While Congress has become accustomed to using general tax revenues to keep the Highway Trust Fund solvent while refusing to raise the gasoline tax, even to keep up with inflation, airlines’ practice of shifting some of their revenues from fares to fees, which are not taxed, means an increase in the extent the general fund is being tapped to fund the FAA as well.
[Read the entire
According to a 'Special Employee Advisory' from Amtrak President and CEO Joseph Boardman released earlier this morning:
Passenger revenue covered more than 79 percent of our operating expenses. Another 6 percent was covered by the money we made from real estate and other commercial activities.
Additionally, our operating subsidy requirement over this last fiscal year was 38 percent less than in 2004 as measured in actual dollars expended, and almost 49 percent less when accounting for inflation.

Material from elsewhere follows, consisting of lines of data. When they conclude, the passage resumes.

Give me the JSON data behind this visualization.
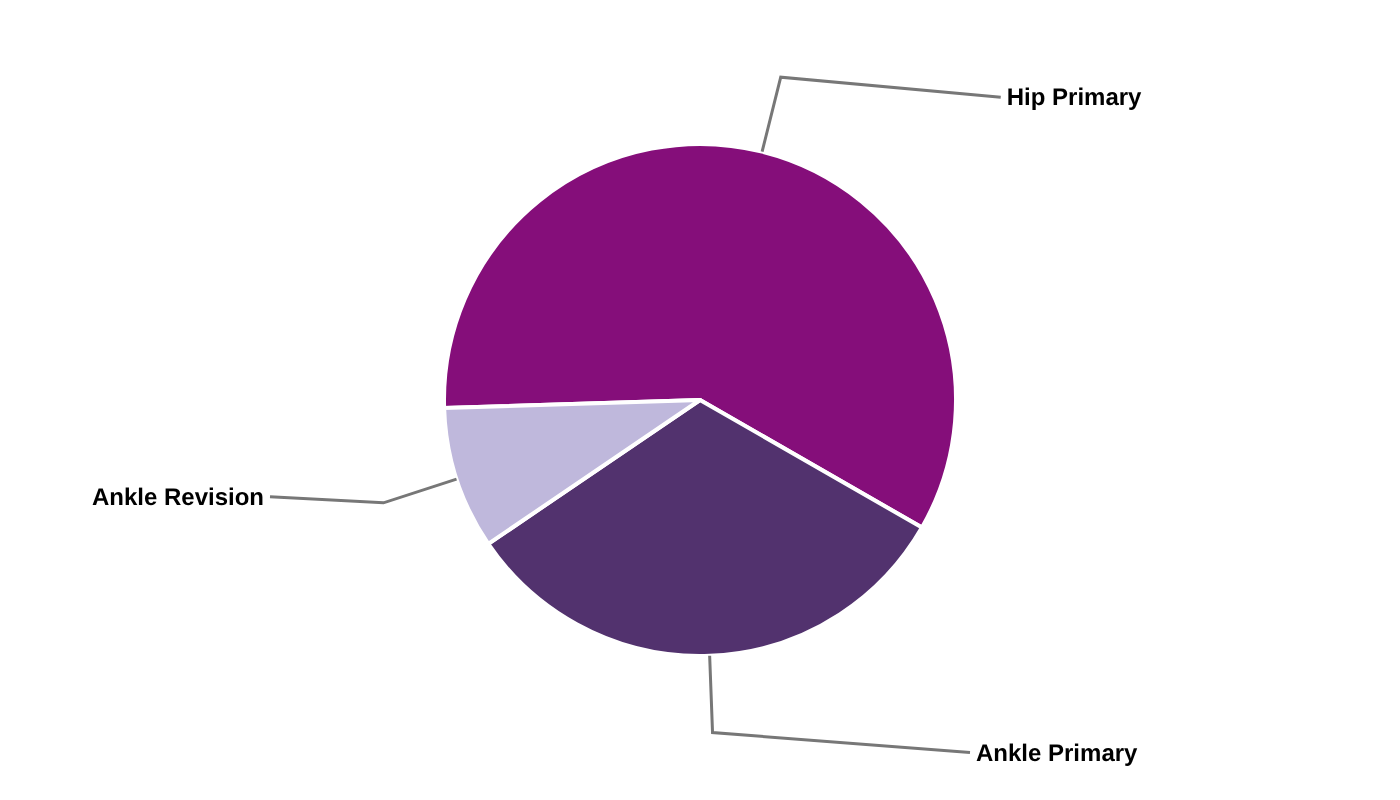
{
  "chart_data": {
    "type": "pie",
    "categories": [
      "Hip Primary",
      "Ankle Primary",
      "Ankle Revision"
    ],
    "values": [
      58.8,
      32.2,
      9.0
    ],
    "colors": [
      "#850e7a",
      "#52326e",
      "#bfb8dc"
    ]
  }
}
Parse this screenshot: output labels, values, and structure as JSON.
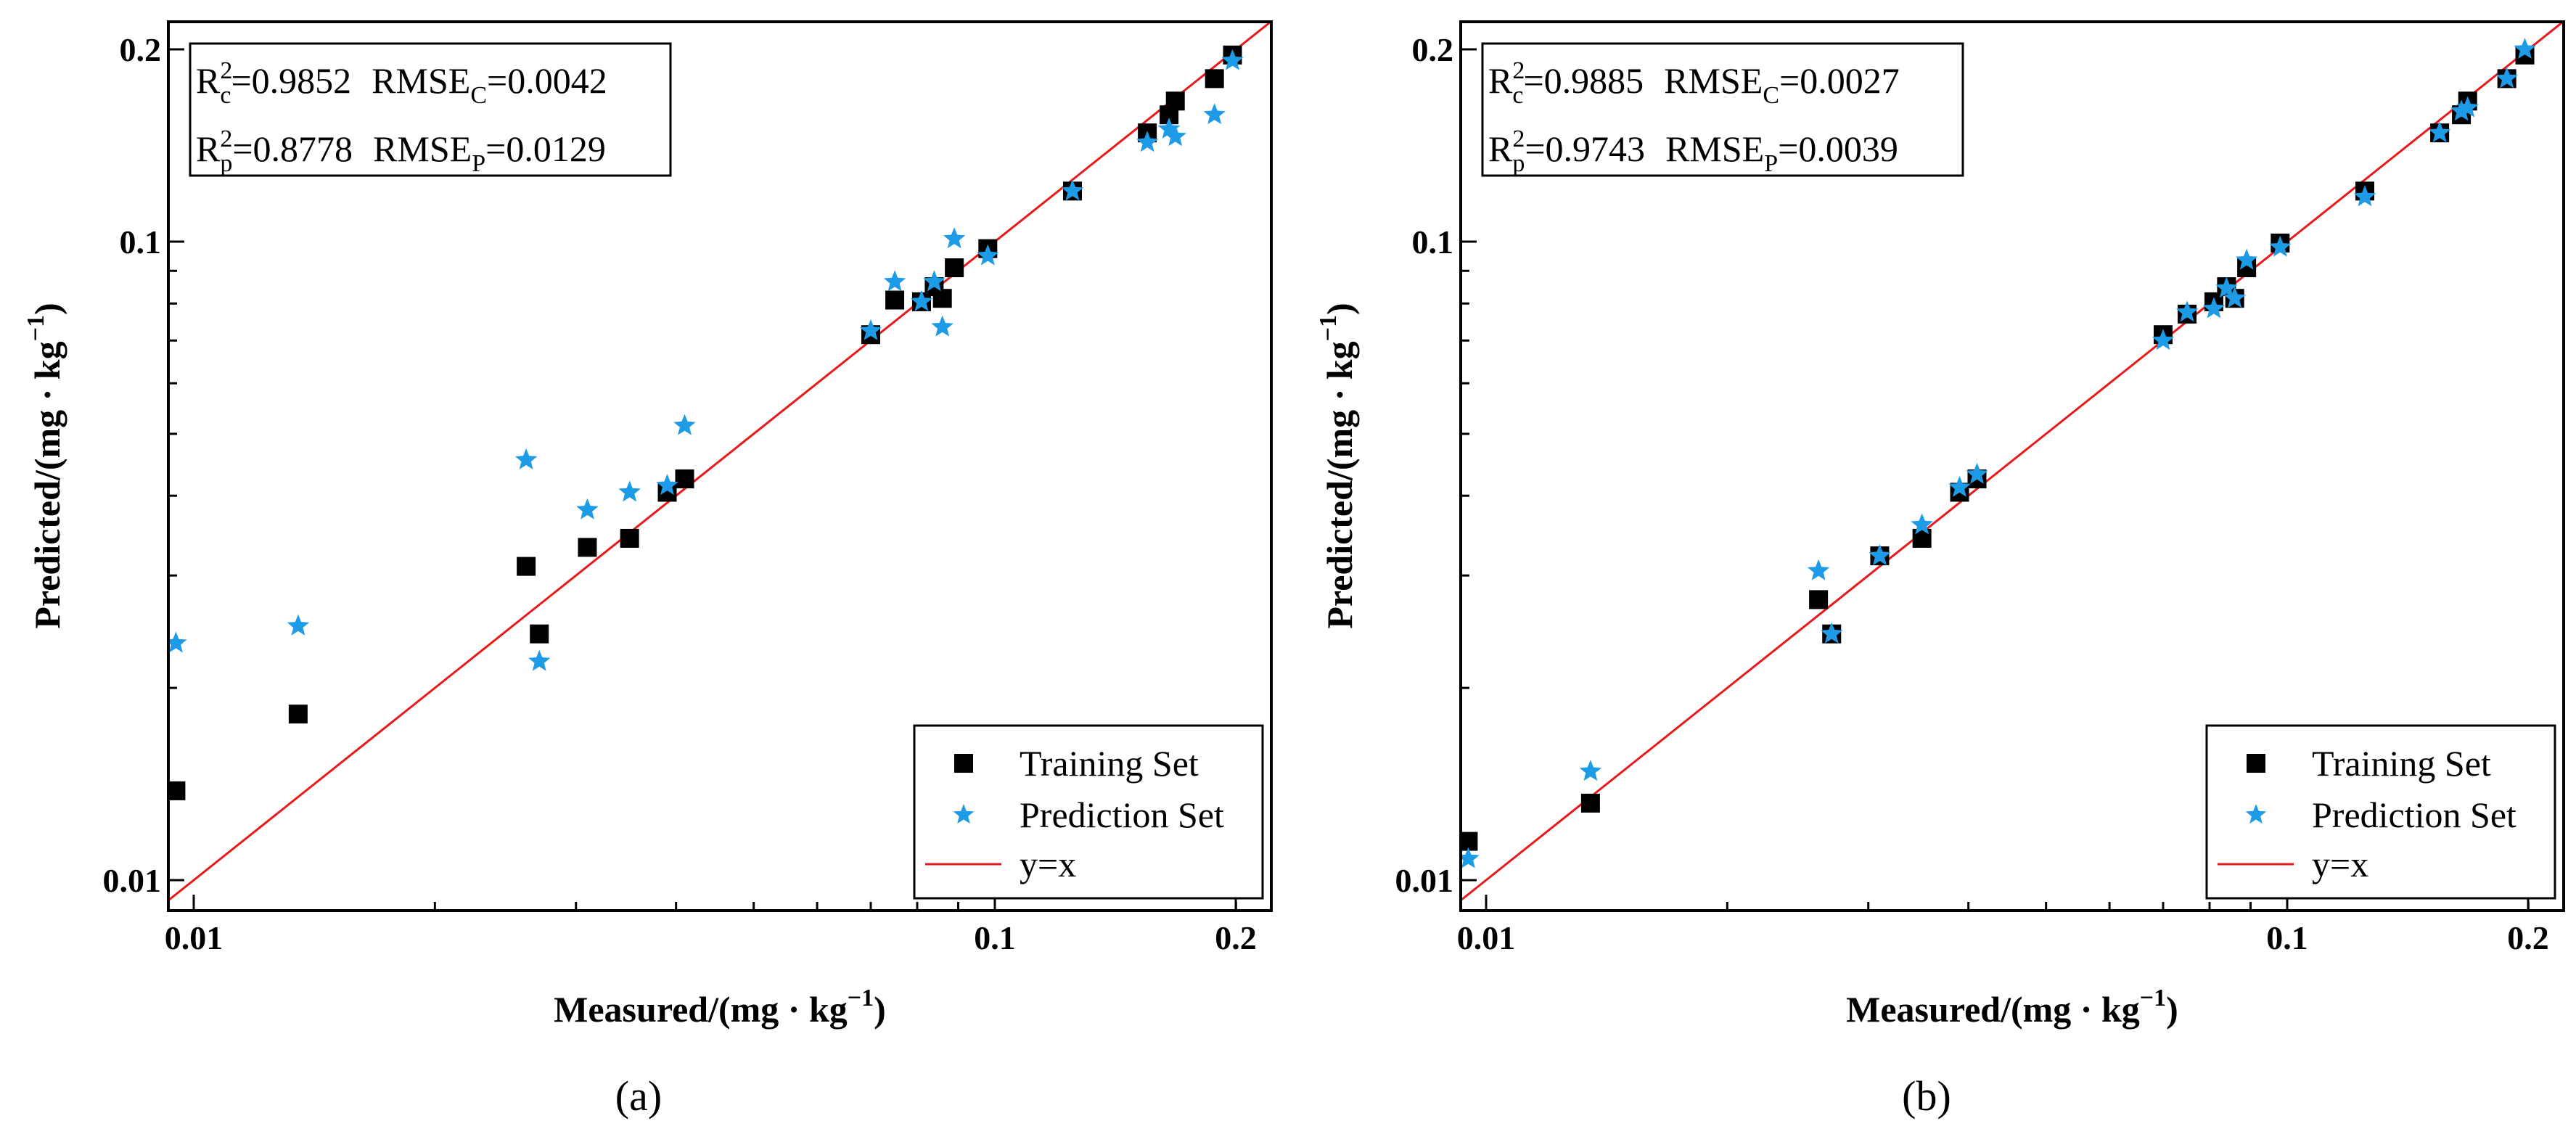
{
  "figure": {
    "type": "scatter",
    "shared": {
      "xlabel_main": "Measured/(mg · kg",
      "ylabel_main": "Predicted/(mg · kg",
      "label_sup": "−1",
      "label_close": ")",
      "x_ticks": [
        "0.01",
        "0.1",
        "0.2"
      ],
      "y_ticks": [
        "0.01",
        "0.1",
        "0.2"
      ],
      "scale": "log",
      "xlim": [
        0.0093,
        0.23
      ],
      "ylim": [
        0.0093,
        0.225
      ],
      "legend": {
        "training": "Training Set",
        "prediction": "Prediction Set",
        "line": "y=x"
      },
      "colors": {
        "training": "#000000",
        "prediction": "#1e9be6",
        "line": "#e8191a"
      }
    },
    "panels": [
      {
        "label": "a",
        "stats": {
          "rc2": "=0.9852",
          "rmsec": "=0.0042",
          "rp2": "=0.8778",
          "rmsep": "=0.0129"
        }
      },
      {
        "label": "b",
        "stats": {
          "rc2": "=0.9885",
          "rmsec": "=0.0027",
          "rp2": "=0.9743",
          "rmsep": "=0.0039"
        }
      }
    ]
  },
  "chart_data": [
    {
      "type": "scatter",
      "title": "(a)",
      "xlabel": "Measured/(mg · kg−1)",
      "ylabel": "Predicted/(mg · kg−1)",
      "xscale": "log",
      "yscale": "log",
      "xlim": [
        0.0093,
        0.23
      ],
      "ylim": [
        0.0093,
        0.225
      ],
      "series": [
        {
          "name": "Training Set",
          "marker": "square",
          "points": [
            [
              0.0095,
              0.0138
            ],
            [
              0.0135,
              0.0182
            ],
            [
              0.026,
              0.031
            ],
            [
              0.027,
              0.0243
            ],
            [
              0.031,
              0.0332
            ],
            [
              0.035,
              0.0343
            ],
            [
              0.039,
              0.0405
            ],
            [
              0.041,
              0.0425
            ],
            [
              0.07,
              0.0715
            ],
            [
              0.075,
              0.081
            ],
            [
              0.081,
              0.0805
            ],
            [
              0.084,
              0.085
            ],
            [
              0.086,
              0.0815
            ],
            [
              0.089,
              0.091
            ],
            [
              0.098,
              0.0975
            ],
            [
              0.125,
              0.12
            ],
            [
              0.155,
              0.148
            ],
            [
              0.165,
              0.158
            ],
            [
              0.168,
              0.166
            ],
            [
              0.188,
              0.18
            ],
            [
              0.198,
              0.196
            ]
          ]
        },
        {
          "name": "Prediction Set",
          "marker": "star",
          "points": [
            [
              0.0095,
              0.0235
            ],
            [
              0.0135,
              0.025
            ],
            [
              0.026,
              0.0455
            ],
            [
              0.027,
              0.022
            ],
            [
              0.031,
              0.038
            ],
            [
              0.035,
              0.0405
            ],
            [
              0.039,
              0.0415
            ],
            [
              0.041,
              0.0515
            ],
            [
              0.07,
              0.0725
            ],
            [
              0.075,
              0.0865
            ],
            [
              0.081,
              0.0805
            ],
            [
              0.084,
              0.0865
            ],
            [
              0.086,
              0.0735
            ],
            [
              0.089,
              0.101
            ],
            [
              0.098,
              0.095
            ],
            [
              0.125,
              0.12
            ],
            [
              0.155,
              0.143
            ],
            [
              0.165,
              0.15
            ],
            [
              0.168,
              0.146
            ],
            [
              0.188,
              0.158
            ],
            [
              0.198,
              0.192
            ]
          ]
        },
        {
          "name": "y=x",
          "type": "line",
          "points": [
            [
              0.0093,
              0.0093
            ],
            [
              0.23,
              0.23
            ]
          ]
        }
      ]
    },
    {
      "type": "scatter",
      "title": "(b)",
      "xlabel": "Measured/(mg · kg−1)",
      "ylabel": "Predicted/(mg · kg−1)",
      "xscale": "log",
      "yscale": "log",
      "xlim": [
        0.0093,
        0.23
      ],
      "ylim": [
        0.0093,
        0.225
      ],
      "series": [
        {
          "name": "Training Set",
          "marker": "square",
          "points": [
            [
              0.0095,
              0.0115
            ],
            [
              0.0135,
              0.0132
            ],
            [
              0.026,
              0.0275
            ],
            [
              0.027,
              0.0243
            ],
            [
              0.031,
              0.0322
            ],
            [
              0.035,
              0.0343
            ],
            [
              0.039,
              0.0405
            ],
            [
              0.041,
              0.0425
            ],
            [
              0.07,
              0.0715
            ],
            [
              0.075,
              0.077
            ],
            [
              0.081,
              0.0805
            ],
            [
              0.084,
              0.085
            ],
            [
              0.086,
              0.0815
            ],
            [
              0.089,
              0.091
            ],
            [
              0.098,
              0.0995
            ],
            [
              0.125,
              0.12
            ],
            [
              0.155,
              0.148
            ],
            [
              0.165,
              0.158
            ],
            [
              0.168,
              0.166
            ],
            [
              0.188,
              0.18
            ],
            [
              0.198,
              0.196
            ]
          ]
        },
        {
          "name": "Prediction Set",
          "marker": "star",
          "points": [
            [
              0.0095,
              0.0108
            ],
            [
              0.0135,
              0.0148
            ],
            [
              0.026,
              0.0305
            ],
            [
              0.027,
              0.0243
            ],
            [
              0.031,
              0.0322
            ],
            [
              0.035,
              0.036
            ],
            [
              0.039,
              0.0412
            ],
            [
              0.041,
              0.0432
            ],
            [
              0.07,
              0.07
            ],
            [
              0.075,
              0.0775
            ],
            [
              0.081,
              0.0785
            ],
            [
              0.084,
              0.0845
            ],
            [
              0.086,
              0.0815
            ],
            [
              0.089,
              0.0935
            ],
            [
              0.098,
              0.098
            ],
            [
              0.125,
              0.1175
            ],
            [
              0.155,
              0.148
            ],
            [
              0.165,
              0.16
            ],
            [
              0.168,
              0.162
            ],
            [
              0.188,
              0.18
            ],
            [
              0.198,
              0.2
            ]
          ]
        },
        {
          "name": "y=x",
          "type": "line",
          "points": [
            [
              0.0093,
              0.0093
            ],
            [
              0.23,
              0.23
            ]
          ]
        }
      ]
    }
  ]
}
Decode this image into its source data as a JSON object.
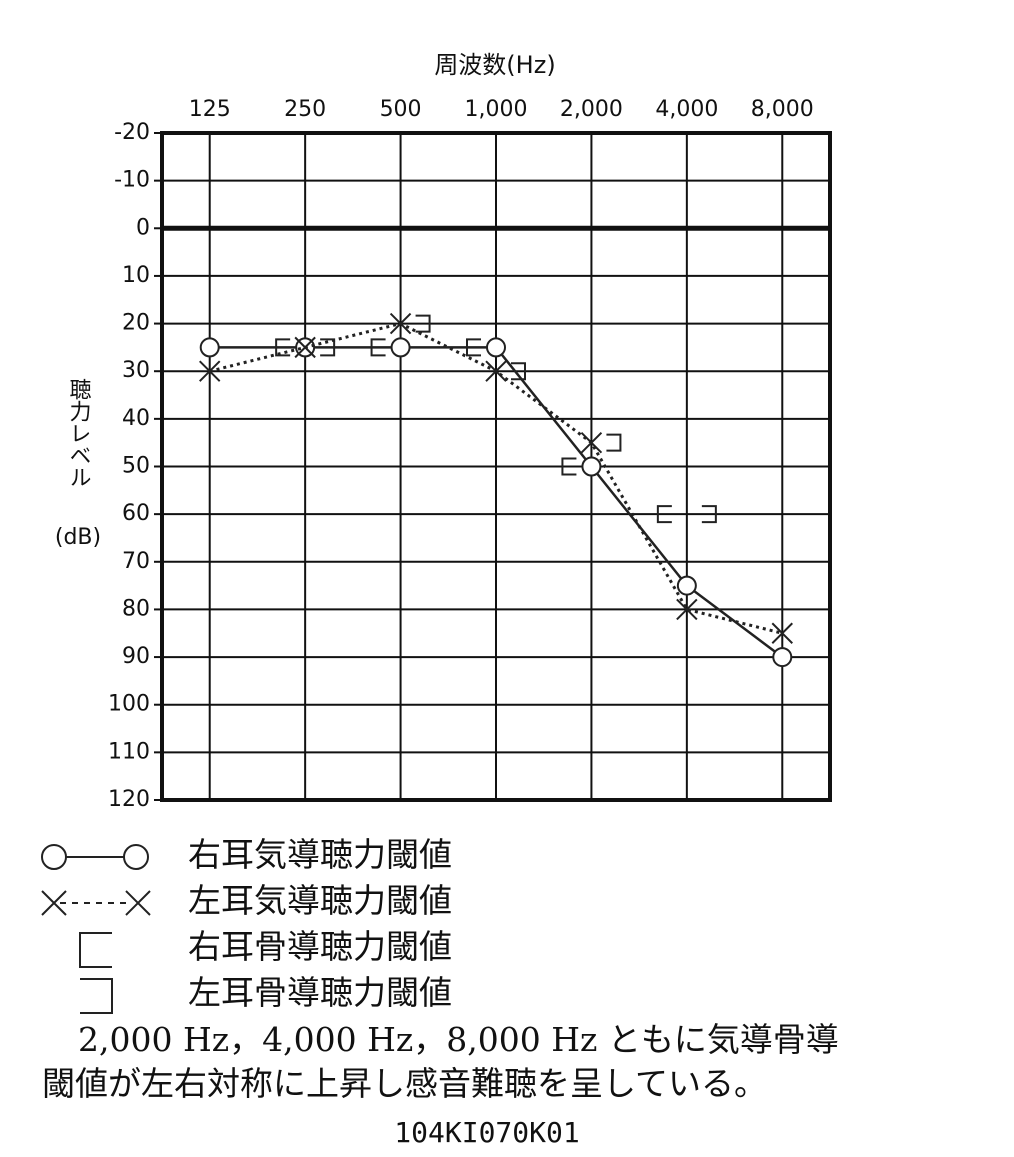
{
  "chart_data": {
    "type": "line",
    "x_label": "周波数(Hz)",
    "y_label": "聴力レベル",
    "y_label_unit": "(dB)",
    "categories": [
      "125",
      "250",
      "500",
      "1,000",
      "2,000",
      "4,000",
      "8,000"
    ],
    "ylim": [
      -20,
      120
    ],
    "y_reversed": true,
    "yticks": [
      -20,
      -10,
      0,
      10,
      20,
      30,
      40,
      50,
      60,
      70,
      80,
      90,
      100,
      110,
      120
    ],
    "grid": true,
    "series": [
      {
        "name": "右耳気導聴力閾値",
        "color": "#222222",
        "marker": "circle",
        "line": "solid",
        "values": [
          25,
          25,
          25,
          25,
          50,
          75,
          90
        ]
      },
      {
        "name": "左耳気導聴力閾値",
        "color": "#222222",
        "marker": "cross",
        "line": "dotted",
        "values": [
          30,
          25,
          20,
          30,
          45,
          80,
          85
        ]
      },
      {
        "name": "右耳骨導聴力閾値",
        "color": "#222222",
        "marker": "bracket-left",
        "line": "none",
        "values": [
          null,
          25,
          25,
          25,
          50,
          60,
          null
        ]
      },
      {
        "name": "左耳骨導聴力閾値",
        "color": "#222222",
        "marker": "bracket-right",
        "line": "none",
        "values": [
          null,
          25,
          20,
          30,
          45,
          60,
          null
        ]
      }
    ]
  },
  "caption": [
    "2,000 Hz，4,000 Hz，8,000 Hz ともに気導骨導",
    "閾値が左右対称に上昇し感音難聴を呈している。"
  ],
  "footer": "104KI070K01"
}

Amtrak’s eastbound Wolverine train derailed on Sunday between Chicago and Pontiac, outside of Niles, Michigan. The rail cars remained upright, and only seven of the 174 total passengers were sent to the hospital with minor injuries. Two crewmembers were also hospitalized with minor injuries. A federal investigation into the derailment is ongoing.
The derailment happened at 10:10 AM on Sunday, October 21, roughly two miles east of Niles. Initial reports indicate that Train 350 was on the wrong track as a result of a reversed switch that erroneously directed the train into a railyard. The train was operating under a green signal and was traveling at around 60 mph when it hit the misaligned switch. The Amtrak conductor was thrown to the ground as a result of the impact, but managed to engage the emergency brake.
“[T]he train started to sway and then things started flying,” passenger Miriam Baker told the Chicago Tribune. “This was my first train ride and it started out good. It was a very nice ride with very pretty colors. Then all hell broke loose.”
A derailing device installed to prevent errant cars from accessing the yard may have prevented a more serious collision; Train 350 derailed after it hit the derailing device, but stopped 21 feet before it would’ve hit empty ballast hopper cars being stored in the yard.
The derailment is particularly worrying given that the train was equipped with Amtrak’s Incremental Train Control System, designed to detect the sorts of problems that sent the train onto the wrong track. The National Transportation Safety Board representatives cautioned that the investigation into the incident could take months to complete.
The remaining Train 350 passengers were carried to their final destination by charter bus, and Amtrak had operations on the Wolverine line back to normal by Monday morning.